La culture arabo-musulman vise l’éthique et au vivre ensemble dans la paix. Il n’y a pas d’alternative au dialogue des cultures. La recherche d’une mondialité juste repose sur l’échange, le partage et sur des règles éthiques, auxquelles nul ne devrait déroger. La question de l’éthique est centrale. Elle n’est pas une simple question de morale, elle précède toute autre dimension dans l’ordre du fondement. Elle concerne la conception du monde, les normes universelles, les conditions du lien social et de la Cité juste, en somme le code de conduite des Etats, des sociétés et des individus. Notre époque, est celle du malaise de la civilisation, de la crise de confiance, des valeurs, de la crise économique, de l’écart entre théorie et pratique.
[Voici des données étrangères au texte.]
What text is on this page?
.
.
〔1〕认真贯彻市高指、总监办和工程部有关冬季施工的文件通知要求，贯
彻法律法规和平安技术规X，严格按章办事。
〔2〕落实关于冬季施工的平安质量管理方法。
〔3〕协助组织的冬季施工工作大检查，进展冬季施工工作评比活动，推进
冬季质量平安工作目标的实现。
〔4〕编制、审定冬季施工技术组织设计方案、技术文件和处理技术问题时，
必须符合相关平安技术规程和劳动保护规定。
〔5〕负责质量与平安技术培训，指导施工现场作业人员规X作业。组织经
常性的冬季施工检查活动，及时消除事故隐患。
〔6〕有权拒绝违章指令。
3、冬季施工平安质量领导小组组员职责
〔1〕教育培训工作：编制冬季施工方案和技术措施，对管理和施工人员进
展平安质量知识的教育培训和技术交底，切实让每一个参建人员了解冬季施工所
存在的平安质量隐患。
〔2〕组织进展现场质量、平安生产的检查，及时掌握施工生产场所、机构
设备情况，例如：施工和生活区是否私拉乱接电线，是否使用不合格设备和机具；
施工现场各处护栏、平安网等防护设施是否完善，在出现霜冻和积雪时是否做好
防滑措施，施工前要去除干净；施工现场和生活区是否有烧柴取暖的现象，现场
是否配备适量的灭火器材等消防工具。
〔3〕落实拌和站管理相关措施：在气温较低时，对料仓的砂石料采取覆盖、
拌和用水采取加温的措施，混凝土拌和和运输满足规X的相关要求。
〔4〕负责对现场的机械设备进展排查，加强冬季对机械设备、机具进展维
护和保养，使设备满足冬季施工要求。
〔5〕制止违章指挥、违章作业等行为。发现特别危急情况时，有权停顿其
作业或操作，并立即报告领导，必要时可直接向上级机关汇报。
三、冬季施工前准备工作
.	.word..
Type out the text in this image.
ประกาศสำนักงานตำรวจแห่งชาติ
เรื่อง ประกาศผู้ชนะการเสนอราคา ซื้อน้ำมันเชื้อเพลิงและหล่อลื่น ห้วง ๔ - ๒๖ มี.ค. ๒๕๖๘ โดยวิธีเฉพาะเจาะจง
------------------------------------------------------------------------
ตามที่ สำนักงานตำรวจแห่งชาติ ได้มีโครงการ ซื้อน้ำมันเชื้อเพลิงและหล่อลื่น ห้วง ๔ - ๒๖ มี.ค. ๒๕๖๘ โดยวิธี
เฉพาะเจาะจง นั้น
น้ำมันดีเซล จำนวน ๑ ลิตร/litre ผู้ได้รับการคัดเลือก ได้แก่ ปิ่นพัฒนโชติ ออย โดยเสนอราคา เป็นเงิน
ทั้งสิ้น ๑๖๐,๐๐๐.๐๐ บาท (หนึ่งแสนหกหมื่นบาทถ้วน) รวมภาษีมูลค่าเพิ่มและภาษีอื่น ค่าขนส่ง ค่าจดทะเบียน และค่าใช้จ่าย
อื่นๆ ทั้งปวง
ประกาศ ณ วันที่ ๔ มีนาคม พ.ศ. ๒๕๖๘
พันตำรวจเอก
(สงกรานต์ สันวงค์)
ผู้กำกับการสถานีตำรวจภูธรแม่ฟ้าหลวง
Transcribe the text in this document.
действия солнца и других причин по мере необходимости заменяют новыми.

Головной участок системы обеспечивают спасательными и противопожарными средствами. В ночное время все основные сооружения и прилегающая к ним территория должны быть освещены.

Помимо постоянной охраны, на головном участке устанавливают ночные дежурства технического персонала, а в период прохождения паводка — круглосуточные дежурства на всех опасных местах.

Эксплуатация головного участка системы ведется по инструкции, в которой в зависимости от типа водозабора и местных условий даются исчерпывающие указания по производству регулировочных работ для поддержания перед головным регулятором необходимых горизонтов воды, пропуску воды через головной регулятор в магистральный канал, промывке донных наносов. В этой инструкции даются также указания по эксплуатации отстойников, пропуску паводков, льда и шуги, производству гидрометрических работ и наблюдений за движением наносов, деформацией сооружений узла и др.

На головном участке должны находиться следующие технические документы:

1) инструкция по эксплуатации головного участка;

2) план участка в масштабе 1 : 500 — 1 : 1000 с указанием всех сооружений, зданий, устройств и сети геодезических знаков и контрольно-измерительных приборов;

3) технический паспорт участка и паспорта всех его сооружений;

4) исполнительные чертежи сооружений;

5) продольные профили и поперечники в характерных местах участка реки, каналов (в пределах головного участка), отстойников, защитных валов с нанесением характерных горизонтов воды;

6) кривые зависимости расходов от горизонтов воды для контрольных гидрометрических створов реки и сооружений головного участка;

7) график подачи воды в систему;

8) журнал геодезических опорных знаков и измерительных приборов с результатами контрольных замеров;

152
Un monde juste qui a du sens

Le libéralisme sauvage, marqué par la perte de l’éthique, perturbe l’humanité. Par delà des progrès prodigieux sur le plan des sciences et des techniques, des bienfaits de la liberté pour favoriser l’autonomie de l’individu, de la recherche scientifique et de l’entreprise en économie, un malaise profond traverse notre temps. Se pose la question clé liée à l’éthique: quelles sont les finalités? La majorité des citoyens du monde recherche un monde plus juste qui a du sens.

La rupture entre l’éthique et les activités sociales, la marchandisation de l’existence, le non respect du droit et le double standard sont rejetée par de nombreux courants: progressistes, altermondialistes, écologistes, humanistes, spiritualistes et hommes et femmes de bonne volonté. L’heure ne peut être qu’au retour de l’éthique. Dans le monde entier, l’oubli des valeurs éthiques produit un effondrement de l’horizon civilisationnel. Une vision de l’avenir liant science et éthique, économie et morale, doit guider les chercheurs. L’éthique et la morale, depuis trois siècles, sont souvent considérées par le monde «libéral», comme la survivance de coutumes révolues.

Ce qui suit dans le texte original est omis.